Через полчаса ко мне нагрянуло начальство.
— Невозможно снимать рамы! — сказал мне помощник управляющего.
— Наоборот! — ответил я, делая вид, что не понимаю смысла его слов. — Рамы очень легко снимаются. Стоит только отстегнуть наружную цепь.
Он не выдержал и расхохотался.
— Да вы же понимаете, что я говорю не об этой невозможности!
— А в таком случае зачем же рамы сделаны так, что их можно снять? Притом же вы сами видите, что в камере душно, и для здоровья необходимо впустить немного свежего воздуха.
— Нет, нет! Закройте! — сказал он и, смеясь, ушел.
Я понял, что дело выиграно. Наше двухлетнее томление в одиночестве за простые убеждения начало трогать не только общество, но через него и самих наших сторожей. Только верхнее правительство да те, кто делал на наших губимых жизнях свою карьеру, были еще совершенно глухи к происшедшей перемене во взглядах культурных слоев на наши цели и стремления.
Помощник начальника пошел затем и к Куприянову, тоже, как я, одному из самых младших заключенных, умершему потом в Петропавловской крепости, и, предложив ему обратно вставить раму, ушел.
Ни я, ни Куприянов, конечно, не вставили своих рам, а потому через несколько часов, узнав от нас результаты переговоров, начали отцеплять рамы и другие и сделали это довольно благополучно, за исключением одного, который сорвался с окна и получил удар падавшей над ним рамой прямо в голову. Однако, к его счастью, о его темя ударился не ее железный переплет, который пробил бы ему череп, а стекло рамы, которое разбилось на его голове, а сама рама повисла на его шее, как ожерелье.

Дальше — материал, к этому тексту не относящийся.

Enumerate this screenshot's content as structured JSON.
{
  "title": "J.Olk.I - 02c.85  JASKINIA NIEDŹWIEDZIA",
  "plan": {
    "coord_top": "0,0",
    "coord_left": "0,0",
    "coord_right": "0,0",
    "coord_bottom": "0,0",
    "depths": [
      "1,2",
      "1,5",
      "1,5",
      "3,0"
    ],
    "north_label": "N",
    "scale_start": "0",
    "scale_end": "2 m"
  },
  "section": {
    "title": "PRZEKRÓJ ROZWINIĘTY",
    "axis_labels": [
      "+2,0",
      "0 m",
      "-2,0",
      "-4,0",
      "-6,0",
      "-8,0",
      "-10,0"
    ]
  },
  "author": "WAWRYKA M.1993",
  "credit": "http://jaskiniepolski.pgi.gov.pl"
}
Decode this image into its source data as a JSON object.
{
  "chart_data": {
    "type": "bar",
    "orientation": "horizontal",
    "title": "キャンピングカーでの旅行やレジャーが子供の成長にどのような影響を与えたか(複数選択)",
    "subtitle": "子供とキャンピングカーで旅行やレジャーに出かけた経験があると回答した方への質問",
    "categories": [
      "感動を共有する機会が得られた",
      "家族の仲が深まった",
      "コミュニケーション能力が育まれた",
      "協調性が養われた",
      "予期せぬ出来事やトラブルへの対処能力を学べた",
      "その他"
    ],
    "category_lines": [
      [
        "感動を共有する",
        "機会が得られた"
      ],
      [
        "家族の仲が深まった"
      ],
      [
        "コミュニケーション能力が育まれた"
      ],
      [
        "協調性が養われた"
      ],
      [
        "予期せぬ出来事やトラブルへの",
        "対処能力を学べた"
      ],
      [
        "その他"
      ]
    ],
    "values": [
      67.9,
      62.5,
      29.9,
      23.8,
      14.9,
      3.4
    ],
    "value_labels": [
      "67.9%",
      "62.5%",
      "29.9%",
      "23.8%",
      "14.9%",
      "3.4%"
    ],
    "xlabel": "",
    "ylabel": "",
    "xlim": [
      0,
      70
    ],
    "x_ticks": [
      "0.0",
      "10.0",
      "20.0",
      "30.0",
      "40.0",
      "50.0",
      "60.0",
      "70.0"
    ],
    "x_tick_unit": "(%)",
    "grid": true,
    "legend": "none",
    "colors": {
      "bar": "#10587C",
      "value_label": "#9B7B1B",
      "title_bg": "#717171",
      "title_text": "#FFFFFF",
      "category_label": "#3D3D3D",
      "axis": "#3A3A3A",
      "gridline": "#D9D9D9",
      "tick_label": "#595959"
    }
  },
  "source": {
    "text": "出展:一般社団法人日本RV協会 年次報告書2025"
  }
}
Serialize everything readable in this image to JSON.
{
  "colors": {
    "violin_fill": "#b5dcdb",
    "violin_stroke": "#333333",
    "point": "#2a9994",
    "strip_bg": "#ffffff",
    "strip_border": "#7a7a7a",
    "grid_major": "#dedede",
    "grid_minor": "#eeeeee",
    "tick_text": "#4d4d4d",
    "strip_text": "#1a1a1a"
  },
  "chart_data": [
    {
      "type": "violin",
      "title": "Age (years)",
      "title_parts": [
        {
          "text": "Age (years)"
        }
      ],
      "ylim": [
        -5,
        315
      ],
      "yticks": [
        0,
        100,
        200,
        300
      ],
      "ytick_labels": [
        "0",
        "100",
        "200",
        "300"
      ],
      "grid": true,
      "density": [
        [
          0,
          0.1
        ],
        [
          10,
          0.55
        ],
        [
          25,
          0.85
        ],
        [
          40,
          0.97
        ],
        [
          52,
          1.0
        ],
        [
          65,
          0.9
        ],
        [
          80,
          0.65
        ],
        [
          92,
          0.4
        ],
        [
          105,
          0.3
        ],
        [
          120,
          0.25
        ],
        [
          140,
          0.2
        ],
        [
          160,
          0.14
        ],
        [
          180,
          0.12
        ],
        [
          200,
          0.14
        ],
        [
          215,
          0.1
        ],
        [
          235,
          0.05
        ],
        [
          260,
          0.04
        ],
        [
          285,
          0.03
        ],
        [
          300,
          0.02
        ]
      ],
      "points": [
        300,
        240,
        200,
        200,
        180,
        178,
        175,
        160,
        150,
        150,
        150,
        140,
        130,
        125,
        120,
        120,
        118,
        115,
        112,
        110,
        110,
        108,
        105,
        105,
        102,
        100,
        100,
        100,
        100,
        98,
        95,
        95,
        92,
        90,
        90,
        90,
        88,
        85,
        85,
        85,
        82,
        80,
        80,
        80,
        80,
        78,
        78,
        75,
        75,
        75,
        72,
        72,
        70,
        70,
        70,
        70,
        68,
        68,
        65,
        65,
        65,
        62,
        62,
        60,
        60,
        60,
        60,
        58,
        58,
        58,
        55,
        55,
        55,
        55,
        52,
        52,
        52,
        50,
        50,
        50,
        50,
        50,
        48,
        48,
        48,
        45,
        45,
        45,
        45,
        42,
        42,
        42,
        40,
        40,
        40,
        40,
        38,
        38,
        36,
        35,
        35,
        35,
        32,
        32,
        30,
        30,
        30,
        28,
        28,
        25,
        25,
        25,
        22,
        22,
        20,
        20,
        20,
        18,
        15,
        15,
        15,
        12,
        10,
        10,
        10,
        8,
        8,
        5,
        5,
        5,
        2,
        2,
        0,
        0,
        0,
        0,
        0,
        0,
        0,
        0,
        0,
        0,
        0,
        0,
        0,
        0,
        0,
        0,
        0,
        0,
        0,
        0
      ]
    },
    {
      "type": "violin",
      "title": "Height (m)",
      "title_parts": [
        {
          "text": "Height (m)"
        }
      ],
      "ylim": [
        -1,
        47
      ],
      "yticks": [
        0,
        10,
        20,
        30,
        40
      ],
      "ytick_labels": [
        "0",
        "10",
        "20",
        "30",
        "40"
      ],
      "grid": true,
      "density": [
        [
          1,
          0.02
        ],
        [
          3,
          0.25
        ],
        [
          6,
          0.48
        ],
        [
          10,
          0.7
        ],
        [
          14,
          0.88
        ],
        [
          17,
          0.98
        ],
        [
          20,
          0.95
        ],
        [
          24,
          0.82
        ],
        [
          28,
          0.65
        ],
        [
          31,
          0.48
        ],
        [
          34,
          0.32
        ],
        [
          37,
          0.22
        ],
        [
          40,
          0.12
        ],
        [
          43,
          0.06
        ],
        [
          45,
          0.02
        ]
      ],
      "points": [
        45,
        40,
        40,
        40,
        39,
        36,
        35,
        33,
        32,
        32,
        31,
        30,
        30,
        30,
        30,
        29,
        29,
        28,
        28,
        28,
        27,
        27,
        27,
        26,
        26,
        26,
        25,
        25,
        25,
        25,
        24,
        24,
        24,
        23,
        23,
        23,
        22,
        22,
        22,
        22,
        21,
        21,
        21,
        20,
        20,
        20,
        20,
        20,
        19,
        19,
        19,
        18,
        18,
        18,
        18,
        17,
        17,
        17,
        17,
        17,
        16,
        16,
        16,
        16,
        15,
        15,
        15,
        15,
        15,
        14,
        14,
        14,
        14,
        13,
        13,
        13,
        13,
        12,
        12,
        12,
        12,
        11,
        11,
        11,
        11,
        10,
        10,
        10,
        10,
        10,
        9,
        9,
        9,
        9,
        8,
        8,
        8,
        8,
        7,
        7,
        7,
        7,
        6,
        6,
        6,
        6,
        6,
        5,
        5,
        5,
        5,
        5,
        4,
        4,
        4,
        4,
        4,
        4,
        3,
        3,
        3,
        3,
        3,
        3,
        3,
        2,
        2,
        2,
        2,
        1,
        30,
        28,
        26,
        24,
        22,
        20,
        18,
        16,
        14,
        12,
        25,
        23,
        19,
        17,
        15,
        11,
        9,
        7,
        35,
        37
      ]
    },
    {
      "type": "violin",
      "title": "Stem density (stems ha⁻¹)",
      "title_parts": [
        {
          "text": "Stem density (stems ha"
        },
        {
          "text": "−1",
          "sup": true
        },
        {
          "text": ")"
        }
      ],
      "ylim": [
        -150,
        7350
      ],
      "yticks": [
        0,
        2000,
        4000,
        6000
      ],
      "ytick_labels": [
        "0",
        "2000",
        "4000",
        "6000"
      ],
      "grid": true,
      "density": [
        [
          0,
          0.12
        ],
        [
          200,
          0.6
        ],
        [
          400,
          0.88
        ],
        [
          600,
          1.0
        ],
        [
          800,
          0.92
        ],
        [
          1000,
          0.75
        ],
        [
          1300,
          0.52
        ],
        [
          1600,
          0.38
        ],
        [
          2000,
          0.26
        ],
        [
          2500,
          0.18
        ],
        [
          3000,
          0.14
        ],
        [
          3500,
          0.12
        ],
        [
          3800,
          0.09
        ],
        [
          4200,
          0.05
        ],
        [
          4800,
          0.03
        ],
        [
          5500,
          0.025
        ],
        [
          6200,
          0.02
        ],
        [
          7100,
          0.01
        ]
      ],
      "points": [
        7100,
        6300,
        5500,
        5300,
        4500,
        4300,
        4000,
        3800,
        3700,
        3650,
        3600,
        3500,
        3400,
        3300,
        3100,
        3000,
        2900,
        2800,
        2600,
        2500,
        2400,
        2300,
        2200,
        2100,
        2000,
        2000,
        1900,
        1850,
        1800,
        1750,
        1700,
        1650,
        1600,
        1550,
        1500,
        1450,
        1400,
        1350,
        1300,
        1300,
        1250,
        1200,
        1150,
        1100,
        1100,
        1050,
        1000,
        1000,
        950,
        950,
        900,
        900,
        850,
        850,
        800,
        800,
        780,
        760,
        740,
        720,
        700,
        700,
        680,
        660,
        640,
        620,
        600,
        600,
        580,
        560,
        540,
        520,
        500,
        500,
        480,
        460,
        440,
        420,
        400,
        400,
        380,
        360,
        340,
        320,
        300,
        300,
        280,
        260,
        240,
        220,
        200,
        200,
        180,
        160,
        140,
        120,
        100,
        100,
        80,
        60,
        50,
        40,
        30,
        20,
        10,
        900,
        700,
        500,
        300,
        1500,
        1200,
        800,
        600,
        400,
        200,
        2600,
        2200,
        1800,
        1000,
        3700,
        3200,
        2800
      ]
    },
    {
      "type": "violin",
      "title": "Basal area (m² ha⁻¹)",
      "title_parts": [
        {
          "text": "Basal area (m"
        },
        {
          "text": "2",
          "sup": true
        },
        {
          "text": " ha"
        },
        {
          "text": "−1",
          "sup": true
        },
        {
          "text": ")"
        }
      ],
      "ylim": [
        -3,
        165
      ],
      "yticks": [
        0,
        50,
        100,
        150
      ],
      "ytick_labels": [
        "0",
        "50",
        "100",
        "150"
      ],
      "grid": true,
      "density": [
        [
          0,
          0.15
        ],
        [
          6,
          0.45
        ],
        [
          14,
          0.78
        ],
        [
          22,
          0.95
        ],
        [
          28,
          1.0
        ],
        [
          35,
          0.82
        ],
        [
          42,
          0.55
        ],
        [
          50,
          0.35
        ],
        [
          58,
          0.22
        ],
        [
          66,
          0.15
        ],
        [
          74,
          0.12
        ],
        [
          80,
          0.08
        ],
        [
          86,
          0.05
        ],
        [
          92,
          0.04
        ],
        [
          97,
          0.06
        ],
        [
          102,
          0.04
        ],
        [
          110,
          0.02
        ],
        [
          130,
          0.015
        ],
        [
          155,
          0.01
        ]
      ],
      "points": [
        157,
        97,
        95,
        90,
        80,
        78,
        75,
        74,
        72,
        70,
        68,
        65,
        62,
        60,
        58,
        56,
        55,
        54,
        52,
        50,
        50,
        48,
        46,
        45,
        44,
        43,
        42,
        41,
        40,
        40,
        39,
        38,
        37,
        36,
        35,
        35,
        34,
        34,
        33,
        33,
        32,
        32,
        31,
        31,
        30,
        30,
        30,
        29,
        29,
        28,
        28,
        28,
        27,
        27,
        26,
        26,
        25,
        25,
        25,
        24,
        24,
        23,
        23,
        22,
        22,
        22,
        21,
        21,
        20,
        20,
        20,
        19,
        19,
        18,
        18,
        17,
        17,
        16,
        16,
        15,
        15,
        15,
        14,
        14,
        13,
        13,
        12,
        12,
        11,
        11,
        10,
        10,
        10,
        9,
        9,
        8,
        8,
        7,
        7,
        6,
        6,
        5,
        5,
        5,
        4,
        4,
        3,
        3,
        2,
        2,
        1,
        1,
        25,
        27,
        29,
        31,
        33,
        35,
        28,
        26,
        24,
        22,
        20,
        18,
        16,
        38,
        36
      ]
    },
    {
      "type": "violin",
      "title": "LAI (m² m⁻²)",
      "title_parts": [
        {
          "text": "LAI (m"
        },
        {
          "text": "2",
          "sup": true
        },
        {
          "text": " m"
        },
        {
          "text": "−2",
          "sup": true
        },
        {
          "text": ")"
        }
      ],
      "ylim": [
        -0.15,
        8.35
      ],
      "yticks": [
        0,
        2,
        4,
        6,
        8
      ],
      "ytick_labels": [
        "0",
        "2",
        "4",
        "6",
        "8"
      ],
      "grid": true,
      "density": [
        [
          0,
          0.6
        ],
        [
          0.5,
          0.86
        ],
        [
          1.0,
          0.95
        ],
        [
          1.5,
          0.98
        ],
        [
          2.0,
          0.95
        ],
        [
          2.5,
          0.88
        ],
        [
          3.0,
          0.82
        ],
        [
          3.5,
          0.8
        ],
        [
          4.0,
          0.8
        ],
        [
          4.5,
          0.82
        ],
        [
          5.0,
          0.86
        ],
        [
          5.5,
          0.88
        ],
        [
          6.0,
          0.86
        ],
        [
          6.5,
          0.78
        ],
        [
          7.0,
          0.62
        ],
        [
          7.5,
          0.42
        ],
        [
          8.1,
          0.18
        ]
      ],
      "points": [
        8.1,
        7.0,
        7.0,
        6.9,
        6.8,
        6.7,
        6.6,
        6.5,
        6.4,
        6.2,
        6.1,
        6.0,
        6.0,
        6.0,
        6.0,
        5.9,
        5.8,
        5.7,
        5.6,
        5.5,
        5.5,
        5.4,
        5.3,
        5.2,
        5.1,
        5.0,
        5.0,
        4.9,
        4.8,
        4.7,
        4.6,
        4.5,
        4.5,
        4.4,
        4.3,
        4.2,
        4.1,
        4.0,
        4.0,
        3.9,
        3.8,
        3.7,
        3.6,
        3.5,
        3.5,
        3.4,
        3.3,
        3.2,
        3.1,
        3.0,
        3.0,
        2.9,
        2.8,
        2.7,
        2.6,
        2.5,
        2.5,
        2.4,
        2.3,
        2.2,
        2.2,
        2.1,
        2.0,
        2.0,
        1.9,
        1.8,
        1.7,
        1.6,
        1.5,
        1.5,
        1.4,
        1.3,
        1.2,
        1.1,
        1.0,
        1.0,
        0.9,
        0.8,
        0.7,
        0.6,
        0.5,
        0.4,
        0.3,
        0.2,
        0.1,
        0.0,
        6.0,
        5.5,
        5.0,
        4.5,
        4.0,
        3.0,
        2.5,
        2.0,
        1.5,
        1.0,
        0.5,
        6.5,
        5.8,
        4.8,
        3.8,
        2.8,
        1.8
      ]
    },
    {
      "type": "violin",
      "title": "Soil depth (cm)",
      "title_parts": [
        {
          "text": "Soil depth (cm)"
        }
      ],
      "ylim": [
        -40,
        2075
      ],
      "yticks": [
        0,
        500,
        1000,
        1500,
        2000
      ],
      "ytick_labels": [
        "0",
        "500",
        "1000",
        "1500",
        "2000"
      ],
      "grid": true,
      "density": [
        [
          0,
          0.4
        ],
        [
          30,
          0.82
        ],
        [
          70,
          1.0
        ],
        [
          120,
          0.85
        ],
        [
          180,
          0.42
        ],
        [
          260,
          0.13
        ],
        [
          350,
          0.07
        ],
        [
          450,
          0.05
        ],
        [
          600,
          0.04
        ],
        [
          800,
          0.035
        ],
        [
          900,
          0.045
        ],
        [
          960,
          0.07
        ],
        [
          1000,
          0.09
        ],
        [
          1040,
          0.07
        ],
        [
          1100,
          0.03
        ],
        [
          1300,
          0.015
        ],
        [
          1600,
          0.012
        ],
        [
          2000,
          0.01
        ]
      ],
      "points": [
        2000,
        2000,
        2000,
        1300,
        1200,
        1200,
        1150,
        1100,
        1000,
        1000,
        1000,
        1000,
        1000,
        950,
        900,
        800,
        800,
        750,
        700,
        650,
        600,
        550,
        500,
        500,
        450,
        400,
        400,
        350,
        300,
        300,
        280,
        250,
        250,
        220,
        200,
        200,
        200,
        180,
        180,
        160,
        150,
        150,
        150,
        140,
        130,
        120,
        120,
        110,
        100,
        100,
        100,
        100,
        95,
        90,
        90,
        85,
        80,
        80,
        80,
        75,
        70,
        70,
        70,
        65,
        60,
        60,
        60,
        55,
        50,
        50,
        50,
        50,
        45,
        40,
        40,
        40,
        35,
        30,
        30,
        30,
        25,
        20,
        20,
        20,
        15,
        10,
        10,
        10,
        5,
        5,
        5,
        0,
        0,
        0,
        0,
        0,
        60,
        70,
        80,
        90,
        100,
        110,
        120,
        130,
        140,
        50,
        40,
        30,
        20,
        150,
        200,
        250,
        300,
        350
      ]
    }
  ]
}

Мы стали наконец дышать более чистым воздухом, и теперь благодаря общим прогулкам и разговорам через окна наши вонючие «клубы» стали открываться реже.
Я не могу припомнить за этот год никаких других особых событий в нашей жизни, на которых стоило бы остановить внимание читателя, за исключением одного, которое меня до сих пор очень трогает. Наступала столетняя годовщина возникновения великой заатлантической республики. Там, далеко за океаном, готовились торжественно праздновать первый день начала гражданской свободы Нового Света.
Иллюстрированные американские журналы, которые мы получили контрабандой, были полны приближающимся торжеством, и республиканские партии других стран посылали за океан свои приветствия.
«Неужели в России никто не откликнется на это мировое торжество? — думалось мне и моим друзьям. — Если на воле никто не хочет или не смеет, то откликнемся мы здесь, в заточении!»
И мы откликнулись...
Узнали ли об этом тогда наши американские друзья? Я думаю, что никто не сообщил им о нашем привете в то время, потому что мы не могли телеграфировать о нем сами, а наши друзья боялись, чтобы не повредить нам. Так сообщу же я о нем теперь, хоть и с запозданием на тридцать с лишком лет!